You could certainly argue the case that a stable, democratic Iraq will help fight Al-Qaeda. Cohen doesn't bother to do that. When he talks about “fighting” Al-Qaeda, it's actually not really clear what he means. In fact, he's very hazy on Al-Qaeda and “Islamism”. Is the military regime in Egypt justified to keep the Islamic Brotherhood in check? Should we be fighting various low-intensity but (inevitably) nasty wars in various countries in the world? These difficult questions aren't addressed.
The easiest criticism of the book is that the examples don't really represent “the left”. Here are two examples. Cohen lays into relativism, but I don't think I've ever actually met or read anyone who believes in it. He also highlights the SWP's role in the Stop the War protests. His criticisms of the party and George “I salute your indefatiguability” Galloway seem correct. Yet Cohen himself says that most people involved in protesting the war didn't care about the SWP. He doesn't go on to say that if opponents of the war were inspired by politicians, it was more moderate or respectable ones like Robin Cook and Clare Short. The SWP won a seat in parliament in 2004, before losing it again in 2009 , when they received 33,251 votes, an eighth of the votes the Green Party got.
Which is not to say Cohen doesn't get anything right. Getting rid of Saddam Hussein and his regime was probably the only good reason given for the invasion of Iraq. It's quite possible the anti-war movement ignored this. I still think the war was wrong, but I also think the left does not have a clear idea of how to deal with dictators. War is not supported except in exceptional cases, with strong international support. "Engagement" is sometimes supported, sometimes not. Sanctions are usually supported, but rarely effective. It is entirely possible that different approaches are required for different cases, but I don't think I've ever seen a clear discussion of this.
To an extent the left has internalised the system of states and international institutions. This system makes a big a distinction between fighting to liberate Kuwaitis from the Iraqi Baath party and fighting to liberate Iraqis from the Iraqi Baath party. (Though it is certainly not the only distinction.) It should be hard for the left to attack the mendacity of states one minute and look to the UN to legitimise things the next. It's not wrong to go against “international opinion” if you're right.

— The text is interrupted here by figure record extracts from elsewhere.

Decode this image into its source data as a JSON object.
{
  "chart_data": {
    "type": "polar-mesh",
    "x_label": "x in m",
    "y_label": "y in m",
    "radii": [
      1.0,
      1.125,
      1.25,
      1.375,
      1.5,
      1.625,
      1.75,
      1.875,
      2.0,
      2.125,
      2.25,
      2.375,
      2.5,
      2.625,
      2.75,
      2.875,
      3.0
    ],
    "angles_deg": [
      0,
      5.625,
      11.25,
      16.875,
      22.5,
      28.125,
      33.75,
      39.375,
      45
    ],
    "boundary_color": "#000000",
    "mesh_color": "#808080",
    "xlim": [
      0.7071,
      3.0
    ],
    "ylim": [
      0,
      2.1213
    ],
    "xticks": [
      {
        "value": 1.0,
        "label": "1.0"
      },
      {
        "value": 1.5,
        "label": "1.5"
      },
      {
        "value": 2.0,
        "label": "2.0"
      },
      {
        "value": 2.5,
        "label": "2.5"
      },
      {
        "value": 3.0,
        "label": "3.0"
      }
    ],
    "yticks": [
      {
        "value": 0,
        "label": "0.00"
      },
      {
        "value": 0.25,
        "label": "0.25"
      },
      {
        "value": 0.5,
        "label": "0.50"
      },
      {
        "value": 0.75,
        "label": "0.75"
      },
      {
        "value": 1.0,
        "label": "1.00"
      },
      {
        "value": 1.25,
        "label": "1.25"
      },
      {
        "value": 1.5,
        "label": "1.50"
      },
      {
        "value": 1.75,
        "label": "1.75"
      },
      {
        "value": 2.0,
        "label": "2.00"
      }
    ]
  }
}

Look for grand visions in the left and you'll probably be disappointed. Of course, this is because grand visions have disappointed. The left's lack of a cohesive vision is in part a tactic. Whether it is a good one is open for debate.

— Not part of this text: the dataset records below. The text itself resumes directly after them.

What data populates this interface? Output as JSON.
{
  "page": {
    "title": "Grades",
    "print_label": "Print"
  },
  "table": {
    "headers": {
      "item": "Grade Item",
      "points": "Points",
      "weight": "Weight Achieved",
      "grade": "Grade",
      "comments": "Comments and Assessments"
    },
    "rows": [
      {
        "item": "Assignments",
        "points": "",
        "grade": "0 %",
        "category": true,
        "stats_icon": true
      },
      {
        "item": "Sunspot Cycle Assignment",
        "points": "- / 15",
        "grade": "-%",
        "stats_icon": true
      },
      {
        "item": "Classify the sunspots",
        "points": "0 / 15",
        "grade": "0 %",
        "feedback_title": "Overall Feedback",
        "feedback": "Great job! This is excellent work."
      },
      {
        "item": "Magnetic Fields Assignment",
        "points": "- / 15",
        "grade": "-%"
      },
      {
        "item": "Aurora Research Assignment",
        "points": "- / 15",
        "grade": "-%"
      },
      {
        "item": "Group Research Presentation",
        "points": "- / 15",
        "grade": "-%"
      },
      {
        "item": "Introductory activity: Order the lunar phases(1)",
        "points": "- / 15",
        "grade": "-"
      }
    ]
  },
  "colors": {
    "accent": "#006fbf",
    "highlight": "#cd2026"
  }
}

Blaming Cohen for using straw men and misrepresenting the left is so easy I started wondering “what does Cohen think of as 'the left'?” What is it he's lamenting the loss of? I went back to the definitions in the introduction. “The left” is defined with a conscious fuzziness - “you know it when you see it” - but notably it does specify that it is aligned with the trade unions. Trade unions crop up from time to time in the book, in a positive light. On the whole, though, they're not discussed. If they're not the elephant in the room, they are at least lurking just outside.
I think what Cohen is really lamenting is the loss of a left which:
- is radical but still able to work within the system
- has a cohesive organisation and political programme, but is not authoritarian
- is committed
- is linked to the working class, or at least the trade unions.